이 페이지는 Cloud Translation API를 통해 번역되었습니다.

엔드포인트에 모델 배포

모델을 온라인 예측을 제공하는 데 사용하려면 먼저 모델을 엔드포인트에 배포해야 합니다. 모델을 배포하면 지연 시간이 짧은 온라인 예측을 제공하기 위해 물리적 리소스가 연결됩니다.

이 페이지에서는 온라인 예측을 사용하여 엔드포인트에 모델을 배포하기 위해 따라야 하는 단계를 설명합니다.

시작하기 전에

엔드포인트에 모델을 배포하기 전에 예측을 위해 모델 아티팩트를 내보내고 해당 페이지의 모든 필수 요건을 충족하는지 확인하세요.

리소스 풀 만들기

ResourcePool 맞춤 리소스를 사용하면 모델의 동작을 세밀하게 제어할 수 있습니다. 다음과 같은 설정을 정의할 수 있습니다.

자동 확장 구성입니다.
CPU 및 메모리 요구사항을 정의하는 머신 유형입니다.
GPU 리소스와 같은 가속기 옵션입니다.

머신 유형은 예측 클러스터를 생성하기 위해 전송하는 노드 풀 사양 요청에 필수적입니다.

배포된 모델의 리소스 풀에서 가속기 수와 유형에 따라 GPU 사용량이 결정됩니다. 머신 유형은 요청된 CPU 및 메모리 리소스만 지정합니다. 따라서 ResourcePool 사양에 GPU 가속기를 포함할 때 machineType 필드는 모델의 CPU 및 메모리 요구사항을 제어하고 acceleratorType 필드는 GPU를 제어합니다. 또한 acceleratorCount 필드는 GPU 슬라이스 수를 제어합니다.

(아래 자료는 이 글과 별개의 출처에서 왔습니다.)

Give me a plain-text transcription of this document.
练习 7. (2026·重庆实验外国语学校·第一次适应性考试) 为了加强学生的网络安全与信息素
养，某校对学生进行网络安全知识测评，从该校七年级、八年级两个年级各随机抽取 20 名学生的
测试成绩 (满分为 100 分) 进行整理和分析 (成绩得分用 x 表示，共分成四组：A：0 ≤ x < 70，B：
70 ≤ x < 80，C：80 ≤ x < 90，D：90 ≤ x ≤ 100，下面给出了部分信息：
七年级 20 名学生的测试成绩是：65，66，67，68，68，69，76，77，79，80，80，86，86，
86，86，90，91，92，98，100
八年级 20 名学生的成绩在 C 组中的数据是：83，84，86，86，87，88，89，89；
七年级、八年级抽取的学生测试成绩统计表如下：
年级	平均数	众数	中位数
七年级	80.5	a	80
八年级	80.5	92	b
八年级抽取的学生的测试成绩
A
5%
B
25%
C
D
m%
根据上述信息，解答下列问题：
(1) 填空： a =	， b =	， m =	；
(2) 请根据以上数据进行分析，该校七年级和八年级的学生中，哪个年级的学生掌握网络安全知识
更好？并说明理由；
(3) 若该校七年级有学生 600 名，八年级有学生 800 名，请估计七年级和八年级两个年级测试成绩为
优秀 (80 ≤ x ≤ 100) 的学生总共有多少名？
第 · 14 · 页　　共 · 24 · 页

다음 단계에 따라 ResourcePool 커스텀 리소스를 만듭니다.

ResourcePool 커스텀 리소스를 정의하는 YAML 파일을 만듭니다. 다음 예에는 GPU 가속기가 있는 리소스 풀 (GPU 기반 모델)과 GPU 가속기가 없는 리소스 풀 (CPU 기반 모델)의 YAML 파일이 포함되어 있습니다.

GPU 기반 모델

  apiVersion: prediction.aiplatform.gdc.goog/v1
  kind: ResourcePool
  metadata:
    name: RESOURCE_POOL_NAME
    namespace: PROJECT_NAMESPACE
  spec:
    resourcePoolID: RESOURCE_POOL_NAME
    enableContainerLogging: false
    dedicatedResources:
      machineSpec:
        # The system adds computing overhead to the nodes for mandatory components.
        # Choose a machineType value that allocates fewer CPU and memory resources
        # than those used by the nodes in the prediction cluster.
        machineType: a2-highgpu-1g-gdc
        acceleratorType: nvidia-a100-80gb
        # The accelerator count is a slice of the requested virtualized GPUs.
        # The value corresponds to one-seventh of 80 GB of GPUs for each count.
        acceleratorCount: 2
      autoscaling:
        minReplica: 2
        maxReplica: 10

CPU 기반 모델

  apiVersion: prediction.aiplatform.gdc.goog/v1
  kind: ResourcePool
  metadata:
    name: RESOURCE_POOL_NAME
    namespace: PROJECT_NAMESPACE
  spec:
    resourcePoolID: RESOURCE_POOL_NAME
    enableContainerLogging: false
    dedicatedResources:
      machineSpec:
        # The system adds computing overhead to the nodes for mandatory components.
        # Choose a machineType value that allocates fewer CPU and memory resources
        # than those used by the nodes in the prediction cluster.
        machineType: n2-highcpu-8-gdc
      autoscaling:
        minReplica: 2
        maxReplica: 10

다음을 바꿉니다.

RESOURCE_POOL_NAME: ResourcePool 정의 파일에 지정할 이름입니다.
PROJECT_NAMESPACE: 예측 클러스터와 연결된 프로젝트 네임스페이스의 이름입니다.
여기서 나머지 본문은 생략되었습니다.